Hoesly: Some of the bigger machine tool builders aren’t as nimble in meeting these kinds of specialized specs. They can’t as easily adapt their building protocols to produce only one beyond-the-standard machine. But niche or smaller builders can respond to innovative machine demand more easily. They have the flexibility to create innovative machines without the expectation to mass produce. They also can collaborate with fabricators who are struggling to get a job done that just doesn’t fit a standard mold.

At Boschert, we start with basic designs that are already very flexible. And then we work with our customers to determine what can be adapted.
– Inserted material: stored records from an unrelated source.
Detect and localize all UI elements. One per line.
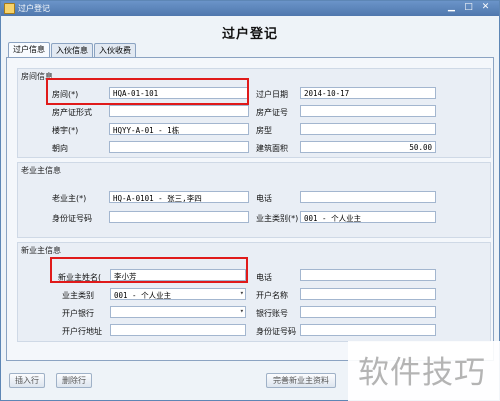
new-owner-id-field[interactable] [300, 324, 436, 336]
bank-account-field[interactable] [300, 306, 436, 318]
account-name-field[interactable] [300, 288, 436, 300]
account-name-label: 开户名称 [256, 291, 288, 300]
maximize-icon[interactable]: □ [462, 2, 475, 14]
bank-address-label: 开户行地址 [62, 327, 102, 336]
property-cert-form-label: 房产证形式 [52, 108, 92, 117]
old-owner-type-field[interactable]: 001 - 个人业主 [300, 211, 436, 223]
orientation-label: 朝向 [52, 144, 68, 153]
complete-new-owner-button[interactable]: 完善新业主资料 [266, 373, 336, 388]
new-owner-type-select[interactable]: 001 - 个人业主 ▾ [110, 288, 246, 300]
property-cert-no-label: 房产证号 [256, 108, 288, 117]
new-owner-phone-label: 电话 [256, 273, 272, 282]
new-owner-phone-field[interactable] [300, 269, 436, 281]
room-type-field[interactable] [300, 123, 436, 135]
tab-move-in-info[interactable]: 入伙信息 [51, 43, 93, 57]
old-owner-field[interactable]: HQ-A-0101 - 张三,李四 [109, 191, 249, 203]
area-field[interactable]: 50.00 [300, 141, 436, 153]
title-bar: 过户登记 ▁ □ ✕ [1, 1, 499, 16]
old-owner-phone-label: 电话 [256, 194, 272, 203]
bank-label: 开户银行 [62, 309, 94, 318]
old-owner-phone-field[interactable] [300, 191, 436, 203]
bank-address-field[interactable] [110, 324, 246, 336]
tab-transfer-info[interactable]: 过户信息 [8, 42, 50, 58]
transfer-date-label: 过户日期 [256, 90, 288, 99]
old-owner-type-label: 业主类别(*) [256, 214, 299, 223]
watermark: 软件技巧 [348, 341, 500, 401]
highlight-box-new-owner-name [50, 257, 248, 283]
page-title: 过户登记 [221, 27, 278, 42]
old-owner-id-field[interactable] [109, 211, 249, 223]
old-owner-id-label: 身份证号码 [52, 214, 92, 223]
bank-select[interactable]: ▾ [110, 306, 246, 318]
group-title: 老业主信息 [21, 166, 61, 175]
insert-row-button[interactable]: 插入行 [9, 373, 45, 388]
window: 过户登记 ▁ □ ✕ 过户登记 过户信息 入伙信息 入伙收费 房间信息 房间(*… [0, 0, 500, 401]
orientation-field[interactable] [109, 141, 249, 153]
watermark-text: 软件技巧 [358, 355, 486, 391]
group-title: 新业主信息 [21, 246, 61, 255]
delete-row-button[interactable]: 删除行 [56, 373, 92, 388]
new-owner-type-value: 001 - 个人业主 [114, 291, 172, 300]
room-type-label: 房型 [256, 126, 272, 135]
bank-account-label: 银行账号 [256, 309, 288, 318]
building-field[interactable]: HQYY-A-01 - 1栋 [109, 123, 249, 135]
chevron-down-icon[interactable]: ▾ [240, 289, 244, 297]
tab-move-in-fees[interactable]: 入伙收费 [94, 43, 136, 57]
transfer-date-field[interactable]: 2014-10-17 [300, 87, 436, 99]
property-cert-form-field[interactable] [109, 105, 249, 117]
app-icon [4, 3, 15, 14]
area-label: 建筑面积 [256, 144, 288, 153]
old-owner-label: 老业主(*) [52, 194, 87, 203]
new-owner-type-label: 业主类别 [62, 291, 94, 300]
new-owner-id-label: 身份证号码 [256, 327, 296, 336]
property-cert-no-field[interactable] [300, 105, 436, 117]
old-owner-group: 老业主信息 老业主(*) HQ-A-0101 - 张三,李四 电话 身份证号码 … [17, 162, 491, 238]
highlight-box-room [46, 78, 249, 105]
chevron-down-icon[interactable]: ▾ [240, 307, 244, 315]
close-icon[interactable]: ✕ [479, 2, 492, 14]
window-title: 过户登记 [18, 4, 50, 13]
building-label: 楼宇(*) [52, 126, 79, 135]
minimize-icon[interactable]: ▁ [445, 2, 458, 14]
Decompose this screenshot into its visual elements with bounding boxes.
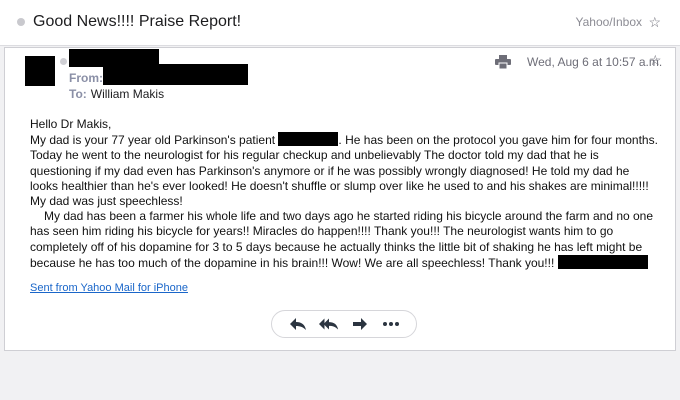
message-date: Wed, Aug 6 at 10:57 a.m. <box>527 55 663 69</box>
more-icon <box>382 322 399 326</box>
avatar <box>25 56 55 86</box>
paragraph-1-start: My dad is your 77 year old Parkinson's p… <box>30 133 279 148</box>
to-label: To: <box>69 87 87 101</box>
thread-header: Good News!!!! Praise Report! Yahoo/Inbox… <box>0 0 680 46</box>
print-icon[interactable] <box>495 55 511 69</box>
redacted-signature-name <box>557 254 648 269</box>
yahoo-mail-signature-link[interactable]: Sent from Yahoo Mail for iPhone <box>30 282 188 294</box>
reply-all-icon <box>318 318 338 330</box>
paragraph-1: My dad is your 77 year old Parkinson's p… <box>30 132 660 209</box>
redacted-patient-name <box>278 132 339 147</box>
forward-button[interactable] <box>350 316 370 332</box>
forward-icon <box>352 318 367 330</box>
message-card: From: To: William Makis Wed, Aug 6 at 10:… <box>4 47 676 351</box>
reply-all-button[interactable] <box>318 316 339 332</box>
to-line: To: William Makis <box>69 87 164 101</box>
from-label: From: <box>69 71 103 85</box>
greeting: Hello Dr Makis, <box>30 117 112 131</box>
recipient-name[interactable]: William Makis <box>91 87 164 101</box>
paragraph-2: My dad has been a farmer his whole life … <box>30 209 660 271</box>
folder-label[interactable]: Yahoo/Inbox <box>576 15 643 29</box>
status-dot <box>60 58 67 65</box>
star-icon[interactable]: ☆ <box>648 15 661 29</box>
reply-button[interactable] <box>288 316 308 332</box>
message-actions <box>271 310 417 338</box>
reply-icon <box>289 318 306 330</box>
redacted-sender-email <box>103 64 248 85</box>
unread-dot <box>17 18 25 26</box>
star-icon[interactable]: ☆ <box>649 53 662 67</box>
email-subject: Good News!!!! Praise Report! <box>33 13 242 30</box>
message-body: Hello Dr Makis, My dad is your 77 year o… <box>30 117 660 271</box>
more-button[interactable] <box>381 316 401 332</box>
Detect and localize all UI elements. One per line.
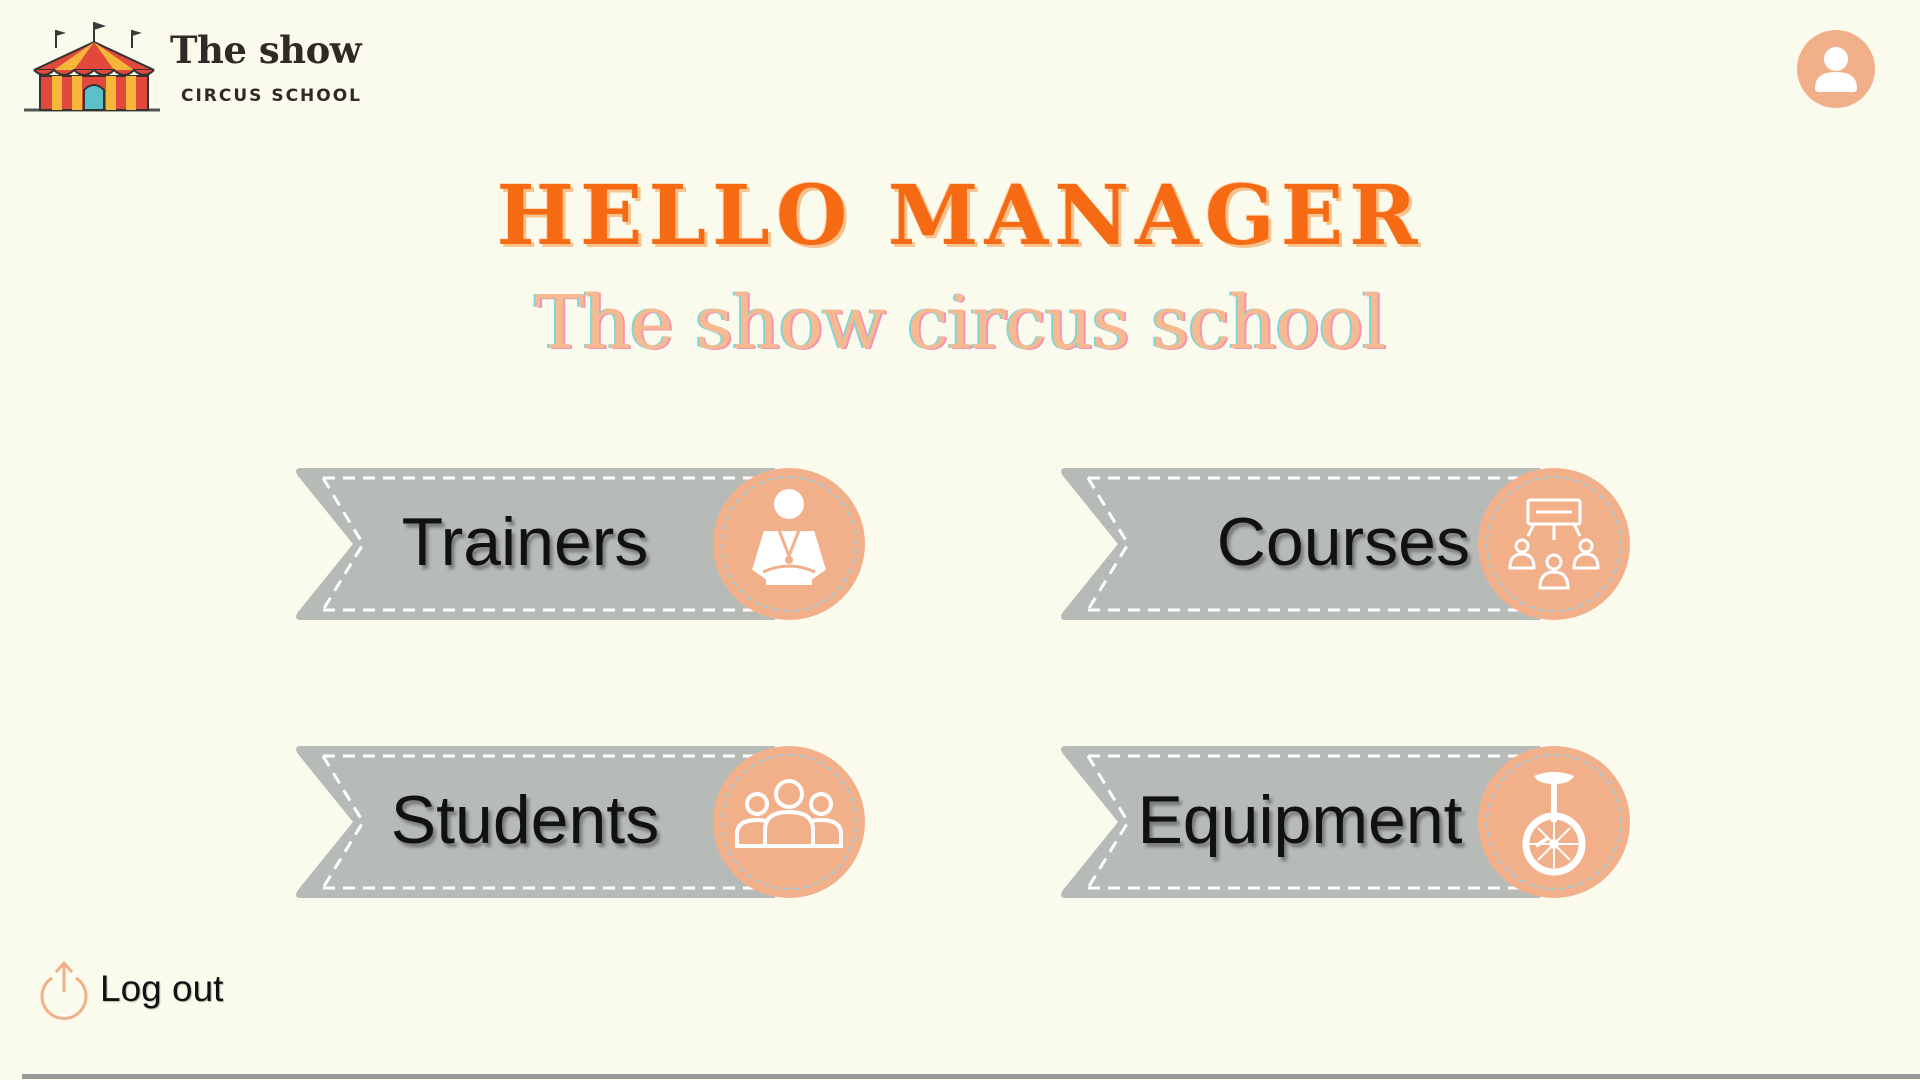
footer-divider bbox=[22, 1074, 1920, 1079]
profile-button[interactable] bbox=[1797, 30, 1875, 108]
unicycle-icon bbox=[1522, 772, 1586, 876]
brand-subtitle: CIRCUS SCHOOL bbox=[181, 86, 363, 106]
courses-label: Courses bbox=[1216, 504, 1470, 580]
students-badge bbox=[713, 746, 865, 898]
trainers-label: Trainers bbox=[401, 504, 649, 580]
brand-logo[interactable]: The show CIRCUS SCHOOL bbox=[24, 18, 374, 118]
presentation-group-icon bbox=[1508, 498, 1600, 590]
circus-tent-icon bbox=[24, 22, 160, 112]
user-icon bbox=[1815, 47, 1857, 92]
logout-button[interactable]: Log out bbox=[36, 958, 256, 1020]
logout-label: Log out bbox=[100, 968, 224, 1009]
group-icon bbox=[735, 779, 843, 848]
school-subtitle: The show circus school bbox=[534, 280, 1386, 366]
equipment-button[interactable]: Equipment bbox=[1060, 746, 1630, 898]
trainer-icon bbox=[749, 489, 829, 587]
equipment-label: Equipment bbox=[1137, 782, 1463, 858]
courses-button[interactable]: Courses bbox=[1060, 468, 1630, 620]
greeting-heading: HELLO MANAGER bbox=[496, 168, 1424, 264]
brand-title: The show bbox=[170, 28, 362, 72]
logout-icon bbox=[40, 960, 88, 1020]
equipment-badge bbox=[1478, 746, 1630, 898]
trainers-button[interactable]: Trainers bbox=[295, 468, 865, 620]
students-button[interactable]: Students bbox=[295, 746, 865, 898]
courses-badge bbox=[1478, 468, 1630, 620]
students-label: Students bbox=[390, 782, 660, 858]
trainers-badge bbox=[713, 468, 865, 620]
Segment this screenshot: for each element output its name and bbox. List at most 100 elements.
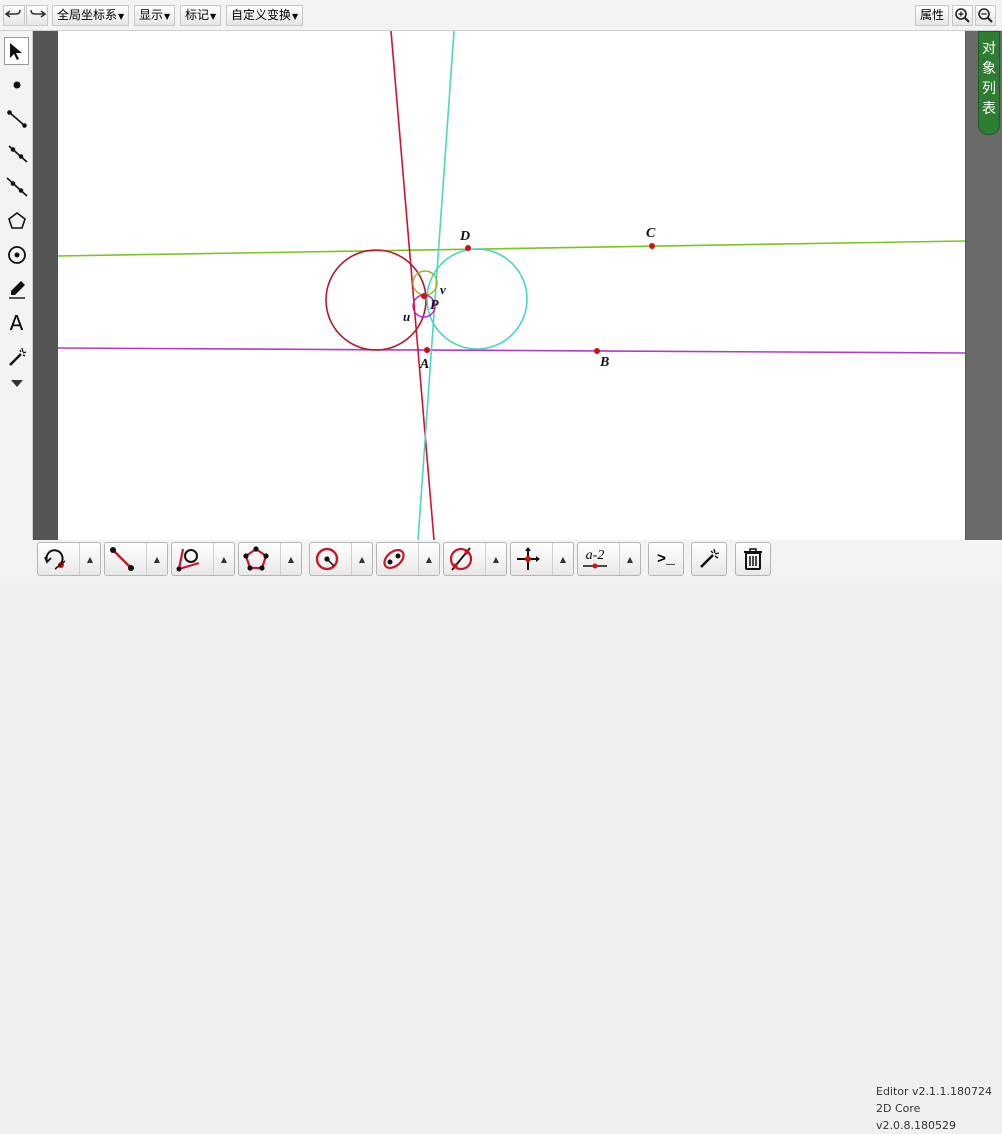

It becomes more difficult to maintain full automation to meet narrow specs and minimize cost, time and handling with multiple layers of extreme specialization in a single machine. In the earlier case, we started with Boschert’s CombiLaser, which punches, forms, marks and laser cuts. Then, our German engineering team increased the punching force capacity from 35 to 50 tons and doubled the laser power from 2kW to 4kW. The result was a completely unique automatic machine that could handle all of the procedures the customer asked for.

Q: What do companies need to consider when specifying their tooling requirements?

Hoesly: It is first important to have a clear understanding of customers’ spec expectations and how their parts fit within the larger framework of their project. Then we apply our understanding of standard tooling capabilities.

If companies have extreme requests, they are going to need to work with machine tool builders who are willing to go to extreme measures to modify their standard offerings. Working with machine tool builders who have strong relationships with the tooling manufacturers to innovate those components is also critical. Recently, Boschert requested a tool from a supplier who said it could not be done. Unfazed, our own team created a prototype, and now that tool company is producing them for us. My best recommendation is to seek out machine tool manufacturers willing and able to go beyond their own basic approach to meet innovative customer demand.

As a niche machine tool company, it is incredibly important for us to deliver creative approaches to machine tool development, which is ultimately driving overall industry innovation.

Greg Hoesly, president of Boschert USA, is a third-generation expert in identifying and customizing machine tools to fit specialized fabricator needs. Headquartered in Butler, Wisconsin, Boschert USA is the exclusive North American distributor for Boschert sheet metal fabrication machines. Boschert USA also represents Stierli-Bieger horizontal benders, PBT profile benders, AMB Picot plate rolls, and Boschert-Gizelis press brakes and shears.